Dans La chasse aux autres, Thomas O. St-Pierre réduit les rapports amoureux à leurs plus simples – et viles – constituantes, levant le voile sur les motivations véritables qui animent les jeunes adultes. Ceux-celles-ci ne prennent « rien au pied de la lettre », nous met-on en garde sur la quatrième de couverture. Portrait implacable du marché de l’amour et des logiques qui y régissent les transactions amoureuses et sexuelles.
Thomas O. St-Pierre plante son récit dans la réalité des adultes au carrefour de la trentaine, sa distribution étant composée d’un jeune couple ayant rompu récemment, d’un pick-up artist rédigeant des guides de tourisme sexuel, d’une journaliste et d’un blogueur masculiniste. L’auteur décrit les sparages d’une génération qui se secoue la tête pour éviter que ne se déposent les sédiments de sa conscience – pour éviter de rendre explicites certaines craintes intrinsèques à sa condition de mortel.
L’atomisation des faits et gestes à laquelle s’applique l’auteur éclaire les motivations sous-jacentes aux quêtes quotidiennes des protagonistes, à débuter par celles qui sont menées dans le champ amoureux. Le-la lecteur-rice devient à même d’ausculter sa propre conscience, et de questionner ses agissements. L’effet est désarçonnant.

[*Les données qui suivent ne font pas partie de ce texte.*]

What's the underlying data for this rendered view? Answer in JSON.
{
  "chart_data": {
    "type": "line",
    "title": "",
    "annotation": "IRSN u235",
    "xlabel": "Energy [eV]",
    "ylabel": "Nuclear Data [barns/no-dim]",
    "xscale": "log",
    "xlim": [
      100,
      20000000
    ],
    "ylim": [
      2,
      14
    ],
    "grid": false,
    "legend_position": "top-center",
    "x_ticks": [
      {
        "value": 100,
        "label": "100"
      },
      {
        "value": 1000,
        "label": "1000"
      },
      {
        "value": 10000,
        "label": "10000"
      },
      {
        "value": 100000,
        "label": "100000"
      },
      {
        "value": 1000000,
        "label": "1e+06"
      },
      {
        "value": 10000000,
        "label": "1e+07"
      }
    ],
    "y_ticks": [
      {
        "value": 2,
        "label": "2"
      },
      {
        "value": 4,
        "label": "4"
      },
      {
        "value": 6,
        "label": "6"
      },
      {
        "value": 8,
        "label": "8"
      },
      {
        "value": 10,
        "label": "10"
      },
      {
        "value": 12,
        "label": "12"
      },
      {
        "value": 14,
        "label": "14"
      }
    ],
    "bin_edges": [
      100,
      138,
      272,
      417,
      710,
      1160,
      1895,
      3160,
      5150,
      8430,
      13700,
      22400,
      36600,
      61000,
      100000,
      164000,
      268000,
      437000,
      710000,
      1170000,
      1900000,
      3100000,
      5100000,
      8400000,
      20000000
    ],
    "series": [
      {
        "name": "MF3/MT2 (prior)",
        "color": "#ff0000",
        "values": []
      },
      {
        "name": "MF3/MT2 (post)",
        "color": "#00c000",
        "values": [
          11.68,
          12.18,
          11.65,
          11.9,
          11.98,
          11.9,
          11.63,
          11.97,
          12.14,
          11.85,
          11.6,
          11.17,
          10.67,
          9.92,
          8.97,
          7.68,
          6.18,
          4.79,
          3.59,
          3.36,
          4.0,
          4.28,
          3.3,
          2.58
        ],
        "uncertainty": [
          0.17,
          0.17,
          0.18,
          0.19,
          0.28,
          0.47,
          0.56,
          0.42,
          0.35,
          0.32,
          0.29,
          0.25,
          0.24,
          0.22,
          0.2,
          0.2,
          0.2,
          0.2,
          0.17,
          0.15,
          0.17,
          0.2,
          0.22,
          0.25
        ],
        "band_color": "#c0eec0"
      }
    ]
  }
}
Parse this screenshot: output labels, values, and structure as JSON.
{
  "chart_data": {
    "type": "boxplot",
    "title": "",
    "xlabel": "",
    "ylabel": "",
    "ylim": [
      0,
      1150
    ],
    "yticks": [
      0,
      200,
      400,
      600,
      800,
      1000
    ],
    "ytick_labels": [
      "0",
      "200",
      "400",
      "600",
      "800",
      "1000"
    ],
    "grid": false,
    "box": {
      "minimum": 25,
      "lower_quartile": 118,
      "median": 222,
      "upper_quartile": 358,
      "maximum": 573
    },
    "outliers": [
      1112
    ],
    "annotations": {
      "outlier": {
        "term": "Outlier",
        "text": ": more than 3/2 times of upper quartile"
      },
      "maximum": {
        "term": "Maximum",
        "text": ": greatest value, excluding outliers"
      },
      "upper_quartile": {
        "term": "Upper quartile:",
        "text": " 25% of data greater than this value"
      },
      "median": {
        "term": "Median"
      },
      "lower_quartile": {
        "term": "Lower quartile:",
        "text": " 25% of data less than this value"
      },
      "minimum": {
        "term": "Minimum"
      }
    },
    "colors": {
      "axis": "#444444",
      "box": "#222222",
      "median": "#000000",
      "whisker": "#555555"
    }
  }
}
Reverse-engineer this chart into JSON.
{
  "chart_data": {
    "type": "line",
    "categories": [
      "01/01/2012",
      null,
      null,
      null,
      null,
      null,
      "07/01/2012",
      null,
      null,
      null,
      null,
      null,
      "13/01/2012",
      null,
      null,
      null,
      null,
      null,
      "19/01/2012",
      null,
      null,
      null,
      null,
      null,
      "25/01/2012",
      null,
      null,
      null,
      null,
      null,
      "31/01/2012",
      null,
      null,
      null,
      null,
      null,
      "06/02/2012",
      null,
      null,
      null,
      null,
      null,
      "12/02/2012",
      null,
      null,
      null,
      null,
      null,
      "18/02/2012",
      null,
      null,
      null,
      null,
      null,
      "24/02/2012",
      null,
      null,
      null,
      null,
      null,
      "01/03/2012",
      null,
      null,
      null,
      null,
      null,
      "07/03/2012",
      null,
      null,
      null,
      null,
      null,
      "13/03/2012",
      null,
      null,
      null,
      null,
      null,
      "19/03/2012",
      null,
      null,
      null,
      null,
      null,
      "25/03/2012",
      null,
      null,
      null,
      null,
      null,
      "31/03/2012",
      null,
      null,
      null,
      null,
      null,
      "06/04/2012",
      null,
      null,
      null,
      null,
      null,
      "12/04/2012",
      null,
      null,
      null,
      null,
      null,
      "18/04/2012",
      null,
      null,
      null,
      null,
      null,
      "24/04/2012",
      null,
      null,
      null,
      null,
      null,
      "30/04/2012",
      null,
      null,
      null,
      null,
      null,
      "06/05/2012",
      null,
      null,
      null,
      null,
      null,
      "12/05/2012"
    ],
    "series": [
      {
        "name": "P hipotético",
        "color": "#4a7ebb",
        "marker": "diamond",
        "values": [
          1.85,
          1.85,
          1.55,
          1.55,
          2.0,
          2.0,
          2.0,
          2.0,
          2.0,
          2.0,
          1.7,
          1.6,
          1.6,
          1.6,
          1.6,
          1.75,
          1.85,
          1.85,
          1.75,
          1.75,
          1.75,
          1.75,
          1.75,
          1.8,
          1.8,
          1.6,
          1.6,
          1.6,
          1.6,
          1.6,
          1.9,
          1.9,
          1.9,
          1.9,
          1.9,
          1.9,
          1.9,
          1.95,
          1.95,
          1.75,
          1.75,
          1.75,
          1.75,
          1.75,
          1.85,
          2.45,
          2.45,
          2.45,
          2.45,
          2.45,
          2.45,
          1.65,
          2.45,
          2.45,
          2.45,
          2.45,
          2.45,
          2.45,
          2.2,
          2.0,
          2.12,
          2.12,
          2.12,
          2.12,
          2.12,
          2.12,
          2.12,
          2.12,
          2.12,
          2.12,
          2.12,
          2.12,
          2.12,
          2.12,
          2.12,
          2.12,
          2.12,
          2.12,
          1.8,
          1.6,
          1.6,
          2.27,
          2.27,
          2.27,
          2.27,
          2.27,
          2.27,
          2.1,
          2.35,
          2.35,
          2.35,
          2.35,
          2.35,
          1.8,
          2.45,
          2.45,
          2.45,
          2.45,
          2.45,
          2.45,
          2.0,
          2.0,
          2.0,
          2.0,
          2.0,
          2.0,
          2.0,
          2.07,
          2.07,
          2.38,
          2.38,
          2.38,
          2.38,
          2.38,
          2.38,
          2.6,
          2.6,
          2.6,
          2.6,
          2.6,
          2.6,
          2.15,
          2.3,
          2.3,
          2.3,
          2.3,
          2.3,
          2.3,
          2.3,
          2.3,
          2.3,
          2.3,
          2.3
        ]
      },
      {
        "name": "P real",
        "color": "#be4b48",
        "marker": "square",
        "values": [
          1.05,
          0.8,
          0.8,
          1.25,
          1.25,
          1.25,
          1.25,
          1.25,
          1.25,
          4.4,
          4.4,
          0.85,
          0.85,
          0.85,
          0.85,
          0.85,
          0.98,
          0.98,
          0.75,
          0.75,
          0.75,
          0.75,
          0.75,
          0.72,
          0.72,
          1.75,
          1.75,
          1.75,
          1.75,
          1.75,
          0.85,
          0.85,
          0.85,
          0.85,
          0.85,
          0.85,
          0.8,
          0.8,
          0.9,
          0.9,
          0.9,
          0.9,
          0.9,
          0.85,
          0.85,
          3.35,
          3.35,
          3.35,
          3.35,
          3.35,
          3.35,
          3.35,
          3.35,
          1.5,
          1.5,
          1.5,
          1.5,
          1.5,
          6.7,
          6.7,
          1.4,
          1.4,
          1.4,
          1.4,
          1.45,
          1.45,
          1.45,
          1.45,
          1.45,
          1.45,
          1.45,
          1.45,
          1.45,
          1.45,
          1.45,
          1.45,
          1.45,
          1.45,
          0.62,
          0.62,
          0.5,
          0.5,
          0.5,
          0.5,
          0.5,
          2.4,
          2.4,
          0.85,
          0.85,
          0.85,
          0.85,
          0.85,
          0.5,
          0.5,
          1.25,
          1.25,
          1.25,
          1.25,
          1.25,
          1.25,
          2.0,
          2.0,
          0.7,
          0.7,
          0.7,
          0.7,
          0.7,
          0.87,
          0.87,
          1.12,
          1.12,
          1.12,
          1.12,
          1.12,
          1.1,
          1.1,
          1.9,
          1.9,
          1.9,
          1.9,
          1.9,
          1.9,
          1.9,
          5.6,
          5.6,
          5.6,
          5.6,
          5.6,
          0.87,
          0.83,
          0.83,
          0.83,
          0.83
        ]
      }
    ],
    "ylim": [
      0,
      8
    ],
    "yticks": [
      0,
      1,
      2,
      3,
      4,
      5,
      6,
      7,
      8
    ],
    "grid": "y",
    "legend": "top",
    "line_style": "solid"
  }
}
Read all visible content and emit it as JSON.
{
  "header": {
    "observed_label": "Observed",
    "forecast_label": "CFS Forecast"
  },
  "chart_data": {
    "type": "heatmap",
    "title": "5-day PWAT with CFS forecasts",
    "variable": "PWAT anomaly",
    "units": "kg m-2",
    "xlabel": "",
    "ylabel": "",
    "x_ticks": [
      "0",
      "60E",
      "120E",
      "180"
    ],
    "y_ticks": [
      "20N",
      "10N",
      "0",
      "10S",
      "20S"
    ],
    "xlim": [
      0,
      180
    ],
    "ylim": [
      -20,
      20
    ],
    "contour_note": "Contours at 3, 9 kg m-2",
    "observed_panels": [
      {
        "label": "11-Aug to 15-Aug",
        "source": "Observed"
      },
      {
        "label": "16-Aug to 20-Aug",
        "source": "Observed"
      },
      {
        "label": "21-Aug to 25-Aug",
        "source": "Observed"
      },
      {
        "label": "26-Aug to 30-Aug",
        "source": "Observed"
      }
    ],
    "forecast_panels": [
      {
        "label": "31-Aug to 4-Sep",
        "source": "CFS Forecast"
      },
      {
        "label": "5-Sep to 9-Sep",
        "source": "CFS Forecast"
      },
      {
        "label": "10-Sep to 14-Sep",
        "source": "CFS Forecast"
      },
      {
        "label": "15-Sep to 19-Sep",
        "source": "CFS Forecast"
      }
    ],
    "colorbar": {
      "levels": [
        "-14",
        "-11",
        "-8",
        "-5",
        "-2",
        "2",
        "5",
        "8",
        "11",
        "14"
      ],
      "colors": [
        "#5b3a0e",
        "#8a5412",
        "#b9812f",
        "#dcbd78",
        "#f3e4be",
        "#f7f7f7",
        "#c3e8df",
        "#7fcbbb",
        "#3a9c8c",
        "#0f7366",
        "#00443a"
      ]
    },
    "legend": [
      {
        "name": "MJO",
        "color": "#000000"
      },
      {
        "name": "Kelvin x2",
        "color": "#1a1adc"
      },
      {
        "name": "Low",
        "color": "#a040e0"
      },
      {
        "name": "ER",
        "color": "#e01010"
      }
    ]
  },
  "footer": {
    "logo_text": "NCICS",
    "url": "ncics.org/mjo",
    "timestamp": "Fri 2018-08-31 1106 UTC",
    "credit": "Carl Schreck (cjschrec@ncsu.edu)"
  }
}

L’auteur intercale le propos de nombre d’éminents penseurs entre ses chapitres aux formes diverses – courriels, publications Instagram (!), « dialogue cathartique ». Schopenhauer, Kierkegaard, Kundera, Aristophane, le cinéaste Stanley Kubrick, Choderlos de Laclos, Houellebecq, Pascal et Shakespeare jettent ainsi l’éclairage de leur point de vue respectif sur le chassé-croisé des personnages qui peuplent la trame de La chasse aux autres.
De l’ensemble de ces passages, on demeurera marqué par celui de Kundera qui nous renvoie à notre impuissance devant le mur opaque de représentations contre lequel nous nous cognons dans nos efforts pour entrer en contact avec les autres. « Quand Kundera parle dans ses essais littéraires de lever le voile, de déchirer le rideau des interprétations qu’on attribue consensuellement aux comportements humains, il parle d’un travail interminable : il y a trop de rideaux à déchirer, à un point tel qu’on peut raisonnablement douter qu’il se trouve encore quelque chose derrière, que le monde soit autre chose que la superposition infinie de rideaux interprétatifs. »
Un cynisme d’usage
Si son essai Miley Cyrus et les malheureux du siècle paru chez Atelier 10 ce printemps exhortait à l’indulgence et au relativisme envers la jeune génération, force est de constater que Thomas O. St-Pierre fait cette fois-ci dans autre chose. Les motivations, les ramifications de nos moindres gestes sont arrachées de terre, et révélées au grand jour.
Or, la magie des sentiments n’opère-t-elle exclusivement que lorsque ces motivations sont tapies sous terre ? Le leurre et la manipulation sont-ils les assises véritables des relations humaines ? Celles-ci sont-elles intrinsèquement hypocrites et égoïstes ? Autant de questions que nous adresse Thomas O. Saint-Pierre.
Un roman résolument original
C’est la forme qui revêt le plus grand intérêt dans La chasse aux autres. Car cette fois-ci, et à l’instar de ce qu’il a fait dans l’excellent Charlotte ne sourit pas, le narrateur (ou bien s’agit-il de l’auteur lui-même ?) se commet volontiers et prend la parole.
Thomas O. St-Pierre, qui est également traducteur, a lestement truffé son roman de mots et d’expressions en anglais. À moins que ce choix ne participe d’un désir de coller le récit à la stricte réalité, ou encore d’utiliser le mot précis qui sied le mieux à la situation décrite. Le style de l’auteur est par ailleurs fort appréciable, de même que les images évocatrices qui sertissent le fil de l’histoire.
On termine cet ouvrage un peu désillusionné. Il y a quelque chose d’inconfortable, voire d’affolant dans ce démantèlement de nos rapports amoureux. Quelques longueurs à certains points du récit ne sauraient dissuader le lecteur-rice de mener à terme la lecture.